Male Infertility is a complex, multifactorial, and heterogeneous condition. In _15% of couples, infertility results from an identifiable genetic defect. However, in 40% of couples, male infertility is likely to be caused by an unknown genetic abnormality. Consequently, many men evaluated for infertility may not ultimately be diagnosed beyond the phenotype of their infertility, such as azoospermia or maturation arrest. Emerging research into the mechanisms underlying idiopathic male infertility promises new opportunities to provide these men with more specific diagnoses. Although semen analysis remains an integral tool in the evaluation of the male partner, most genetic defects associated with male infertility are not incorporated into current clinical testing. In addition to incorporating these known defects into clinical tests, an understanding of defects outside of DNA level changes, such as transcriptional and epigenetic aberrations, or alterations to other regulatory mechanisms is needed to fully characterize the range of defects that lead to male infertility.

Epigenetic mechanisms, including DNA methylation, nuclear protein modification, and regulation by noncoding RNAs, influence male reproduction. Epigenomics therefore provides a promising approach to understand the etiology of some disorders, including unexplained male-factor infertility.

Denomme et al. identified certain sperm histone epigenetic signatures that may predispose men with idiopathic male infertility to compromised blastocyst development during in vitro fertilization (IVF). The sperm DNA methylation patterns and microRNA (miRNA) profiles identified by the authors highlight how aberrations in epigenetic regulatory networks may contribute to infertility in normozoospermic men.

Adopting an epigenetic lens enables new insights into known infertility risk factors, such as obesity. Craig et al. Overviewed how adiposity-induced alterations in the sperm epigenome at conception can be directly transmitted to offspring and increase the risk of metabolic derangements in progeny. These epigenetic investigations have deepened our understanding of the importance of weight control before conception and are helping to create new approaches to improve conception rates.

Although insights into epigenetic mechanisms from semen samples are important, the ability to further investigate these findings directly within the testes are hampered by the challenges associated with sampling testicular tissue. Interest in identifying blood-based epigenetic markers that complement bio-markers within the local testicular environment has increased. Factors including reactive oxygen species and environmental toxins can affect spermatogenesis by disrupting the hypothalamic-pituitary-gonadal axis. These androgenic axis disruptors may first induce epigenetic changes in the blood, and the blood-testis barrier may prevent immediately identifiable alterations in the testicular epigenome.

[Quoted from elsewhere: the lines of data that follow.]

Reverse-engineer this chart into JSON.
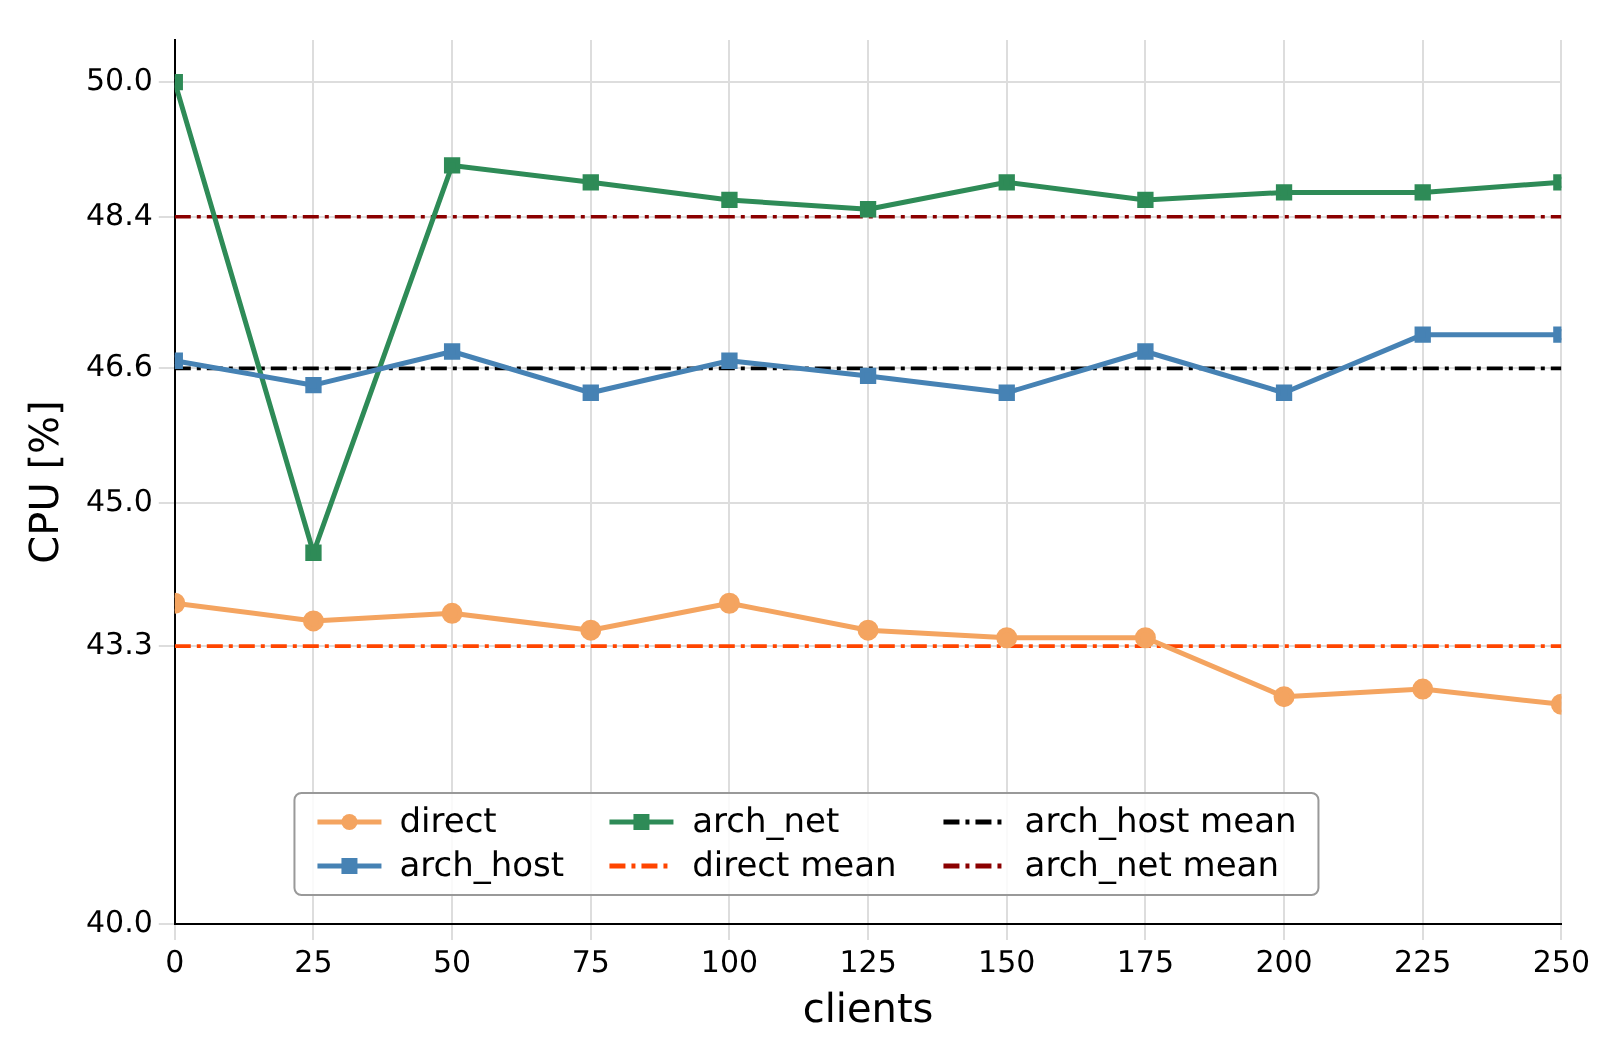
{
  "chart_data": {
    "type": "line",
    "xlabel": "clients",
    "ylabel": "CPU [%]",
    "x": [
      0,
      25,
      50,
      75,
      100,
      125,
      150,
      175,
      200,
      225,
      250
    ],
    "series": [
      {
        "name": "direct",
        "color": "#f4a460",
        "values": [
          43.81,
          43.6,
          43.69,
          43.49,
          43.81,
          43.49,
          43.4,
          43.4,
          42.7,
          42.79,
          42.61
        ]
      },
      {
        "name": "arch_host",
        "color": "#4682b4",
        "marker": "square",
        "values": [
          46.69,
          46.4,
          46.8,
          46.31,
          46.69,
          46.51,
          46.31,
          46.8,
          46.31,
          47.0,
          47.0
        ]
      },
      {
        "name": "arch_net",
        "color": "#2e8b57",
        "marker": "square",
        "values": [
          50.0,
          44.41,
          49.01,
          48.81,
          48.6,
          48.49,
          48.81,
          48.6,
          48.69,
          48.69,
          48.81
        ]
      }
    ],
    "ref_lines": [
      {
        "axis": "y",
        "value": 43.3,
        "label": "direct mean",
        "color": "#ff4500",
        "line_style": "dashed"
      },
      {
        "axis": "y",
        "value": 46.6,
        "label": "arch_host mean",
        "color": "#000000",
        "line_style": "dashed"
      },
      {
        "axis": "y",
        "value": 48.4,
        "label": "arch_net mean",
        "color": "#8b0000",
        "line_style": "dashed"
      }
    ],
    "marker": "circle",
    "line_style": "solid",
    "xlim": [
      0,
      250
    ],
    "xticks": [
      0,
      25,
      50,
      75,
      100,
      125,
      150,
      175,
      200,
      225,
      250
    ],
    "ylim": [
      40,
      50.5
    ],
    "yticks": [
      {
        "value": 40,
        "label": "40.0"
      },
      43.3,
      {
        "value": 45,
        "label": "45.0"
      },
      46.6,
      48.4,
      {
        "value": 50,
        "label": "50.0"
      }
    ],
    "grid": true,
    "legend": "bottom"
  }
}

Friemel et al. pioneered work in this area by comparing DNA methylation profiles in peripheral blood samples between men with idiopathic infertility and fertile control men. Through this approach, they identified 471 CpG sites

across 287 genes that were deferentially methylated between the study groups. Gene ontology analysis of these differentially methylated regions highlighted enrichment of genes corresponding to major histocompatibility (MHC) class II receptor activity and piwi-interacting RNA (piRNA) binding. Furthermore 26 CpG sites corresponding to 15 genes were not imprinted and had been previously associated with fertility and spermatogenesis. These findings helped to elucidate proxy methylation markers for idiopathic infertility in peripheral blood and candidate loci outside the testes. Despite the novelty of this work, critical questions remained. Would these results be reproducible across different populations?Would other candidate genes for male infertility emerge via

this approach?

The current work by Sarkar et al. builds on those findings by examining differential methylation of peripheral blood DNA in azoospermic and oligozoospermic infertile men compared with normozoospermic fertile control men. The authors examined methylation patterns with the use of a 450K Beadchip array, followed by deep sequencing of selected regions for confirmatory methylation analysis in the neighborhood regions of differentially methylated CpGs. Ultimately, the authors reported correlations between peripheral blood DNA methylation signatures and genes associated with male infertility. Of the 170 differentially methylated genes, at least 38 had already been implicated in spermatogenesis. Several targets identified via gene ontology analysis also corresponded to MHC class II receptor activity that had been previously identified by Friemel et al. The overlap between these two studies is exciting given that MHC class II complexes influence fertility, spermatogenesis, and pregnancy loss.

Many questions arise in light of these findings. Will peripheral blood–based epigenetic tests remain robust and cost-effective at scale? What are the optimal protocols to acquire samples for this assay? Where does epigenetic testing of peripheral blood samples reside in the spectrum of clinical testing for male infertility? Is such a test appropriate for all infertile men or only those with idiopathic infertility? Answers to these questions will help to further validate the clinical utility of this diagnostic approach and determine how this assay complements existing semen analysis and sperm function tests. Findings such as the ones presented by Friemel et al. and Sarkar et al. Should motivate other investigators to help further develop this novel approach to profiling men with idiopathic infertility, and may lead to identification of additional targets for future therapies.